For several years, Philadelphia schools have been offering options for rising high schoolers to apply into district schools other than the one that services their neighborhood of residence. In a school district plagued with poorly-performing schools and a robustly-growing network of charter and magnet schools, this option is becoming much more popular for many of the city's ambitious students.
With the deadline for applications tomorrow, The Philadelphia Inquirer reports an expected 50,000 applications for 60 participating secondary schools. One of the highest-performing schools, Central High School, is expected to receive 4,000 applications for only 600 seats, translating to what will be a 15% acceptance rate. To provide some perspective, Harvard admits roughly 11% of its applicants, while MIT admits 16% and the University of Pennsylvania admits approximately 21%.

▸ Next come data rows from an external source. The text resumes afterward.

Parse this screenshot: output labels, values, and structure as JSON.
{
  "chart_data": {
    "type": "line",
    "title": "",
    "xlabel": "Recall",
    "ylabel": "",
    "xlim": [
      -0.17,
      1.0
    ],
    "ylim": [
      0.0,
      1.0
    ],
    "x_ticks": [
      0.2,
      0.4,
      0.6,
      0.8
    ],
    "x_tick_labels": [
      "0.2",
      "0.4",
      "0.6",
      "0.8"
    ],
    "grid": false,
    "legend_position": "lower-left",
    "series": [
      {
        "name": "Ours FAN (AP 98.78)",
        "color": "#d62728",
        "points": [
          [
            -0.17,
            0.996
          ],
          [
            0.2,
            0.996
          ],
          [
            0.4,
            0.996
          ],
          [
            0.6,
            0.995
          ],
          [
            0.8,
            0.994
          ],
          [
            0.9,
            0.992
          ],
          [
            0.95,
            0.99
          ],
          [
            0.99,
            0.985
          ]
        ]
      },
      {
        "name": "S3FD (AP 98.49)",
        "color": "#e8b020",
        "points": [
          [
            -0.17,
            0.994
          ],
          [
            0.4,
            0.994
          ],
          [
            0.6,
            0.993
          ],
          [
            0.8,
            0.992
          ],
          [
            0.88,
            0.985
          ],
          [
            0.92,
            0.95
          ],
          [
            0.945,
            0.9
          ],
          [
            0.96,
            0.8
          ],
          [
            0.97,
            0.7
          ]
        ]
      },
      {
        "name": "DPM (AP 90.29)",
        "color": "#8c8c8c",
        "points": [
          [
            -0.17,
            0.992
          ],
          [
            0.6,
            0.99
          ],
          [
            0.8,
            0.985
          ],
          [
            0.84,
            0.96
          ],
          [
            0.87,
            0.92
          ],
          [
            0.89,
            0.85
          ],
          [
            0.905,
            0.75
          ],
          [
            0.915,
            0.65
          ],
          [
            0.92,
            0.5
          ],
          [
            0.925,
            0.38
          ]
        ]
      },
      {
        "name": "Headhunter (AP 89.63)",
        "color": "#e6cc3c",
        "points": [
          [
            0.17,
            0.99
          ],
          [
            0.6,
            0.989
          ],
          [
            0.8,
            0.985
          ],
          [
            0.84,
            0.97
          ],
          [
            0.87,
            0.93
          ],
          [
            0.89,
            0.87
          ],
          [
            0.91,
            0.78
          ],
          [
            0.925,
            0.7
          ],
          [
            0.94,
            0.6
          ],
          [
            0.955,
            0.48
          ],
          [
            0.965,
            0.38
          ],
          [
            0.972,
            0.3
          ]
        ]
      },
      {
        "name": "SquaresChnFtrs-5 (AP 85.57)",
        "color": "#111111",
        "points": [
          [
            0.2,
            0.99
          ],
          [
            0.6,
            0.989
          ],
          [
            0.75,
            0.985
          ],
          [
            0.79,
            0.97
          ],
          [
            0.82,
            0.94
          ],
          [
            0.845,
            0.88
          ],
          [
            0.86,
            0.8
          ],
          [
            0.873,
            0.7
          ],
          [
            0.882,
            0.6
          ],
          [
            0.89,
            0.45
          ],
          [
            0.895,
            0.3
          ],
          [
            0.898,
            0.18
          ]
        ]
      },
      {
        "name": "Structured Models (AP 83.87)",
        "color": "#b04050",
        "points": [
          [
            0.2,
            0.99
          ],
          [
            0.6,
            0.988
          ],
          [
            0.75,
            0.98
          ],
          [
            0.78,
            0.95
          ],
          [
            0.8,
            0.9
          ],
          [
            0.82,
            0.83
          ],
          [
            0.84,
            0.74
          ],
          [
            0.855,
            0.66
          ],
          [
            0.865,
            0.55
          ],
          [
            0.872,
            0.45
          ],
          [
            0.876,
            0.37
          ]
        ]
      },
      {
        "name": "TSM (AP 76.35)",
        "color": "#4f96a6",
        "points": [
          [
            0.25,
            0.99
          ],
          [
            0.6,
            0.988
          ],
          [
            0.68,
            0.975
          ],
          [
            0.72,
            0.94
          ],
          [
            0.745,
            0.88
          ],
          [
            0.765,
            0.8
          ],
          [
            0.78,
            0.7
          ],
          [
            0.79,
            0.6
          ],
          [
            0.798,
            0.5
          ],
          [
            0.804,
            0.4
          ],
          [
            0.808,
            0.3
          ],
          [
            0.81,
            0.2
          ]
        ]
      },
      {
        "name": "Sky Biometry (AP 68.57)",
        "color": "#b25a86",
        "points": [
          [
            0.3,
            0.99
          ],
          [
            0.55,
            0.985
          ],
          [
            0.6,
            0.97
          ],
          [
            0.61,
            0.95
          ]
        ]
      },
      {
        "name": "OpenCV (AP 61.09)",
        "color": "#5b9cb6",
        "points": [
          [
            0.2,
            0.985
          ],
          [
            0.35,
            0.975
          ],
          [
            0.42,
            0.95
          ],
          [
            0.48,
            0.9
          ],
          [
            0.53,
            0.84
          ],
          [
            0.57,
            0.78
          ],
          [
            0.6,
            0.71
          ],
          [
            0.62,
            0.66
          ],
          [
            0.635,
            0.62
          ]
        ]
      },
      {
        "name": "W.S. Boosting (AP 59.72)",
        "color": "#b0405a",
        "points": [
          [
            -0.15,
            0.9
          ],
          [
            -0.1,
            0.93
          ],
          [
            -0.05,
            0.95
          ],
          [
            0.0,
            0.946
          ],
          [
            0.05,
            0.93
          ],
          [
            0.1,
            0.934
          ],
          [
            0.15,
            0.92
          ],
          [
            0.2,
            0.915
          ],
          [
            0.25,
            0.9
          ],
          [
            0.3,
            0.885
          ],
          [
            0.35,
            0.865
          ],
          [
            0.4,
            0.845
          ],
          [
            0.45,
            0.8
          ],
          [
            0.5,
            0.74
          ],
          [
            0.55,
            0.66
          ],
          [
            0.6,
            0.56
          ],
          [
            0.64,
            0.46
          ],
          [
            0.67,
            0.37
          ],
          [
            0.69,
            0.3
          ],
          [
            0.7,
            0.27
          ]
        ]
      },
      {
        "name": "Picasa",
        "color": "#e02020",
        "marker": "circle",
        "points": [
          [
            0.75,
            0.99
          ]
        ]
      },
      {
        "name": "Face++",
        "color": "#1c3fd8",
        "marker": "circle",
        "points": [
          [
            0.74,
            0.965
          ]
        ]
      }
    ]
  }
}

The competition has caused some unease amongst those who feel that under-performing students who most need a quality, high-performing school environment to motivate them will remain stuck in a vicious cycle of underachievement. But in the past five years alone, the network of participating secondary schools has more than doubled, from 27 in 2003 to 60 schools this year. And with such obvious demand for high quality high school in Philadelphia, we should expect the number of participating schools to continue to grow. As it does so, the number of qualified, well-prepared, and well-rounded high school graduates in Philadelphia will grow as well.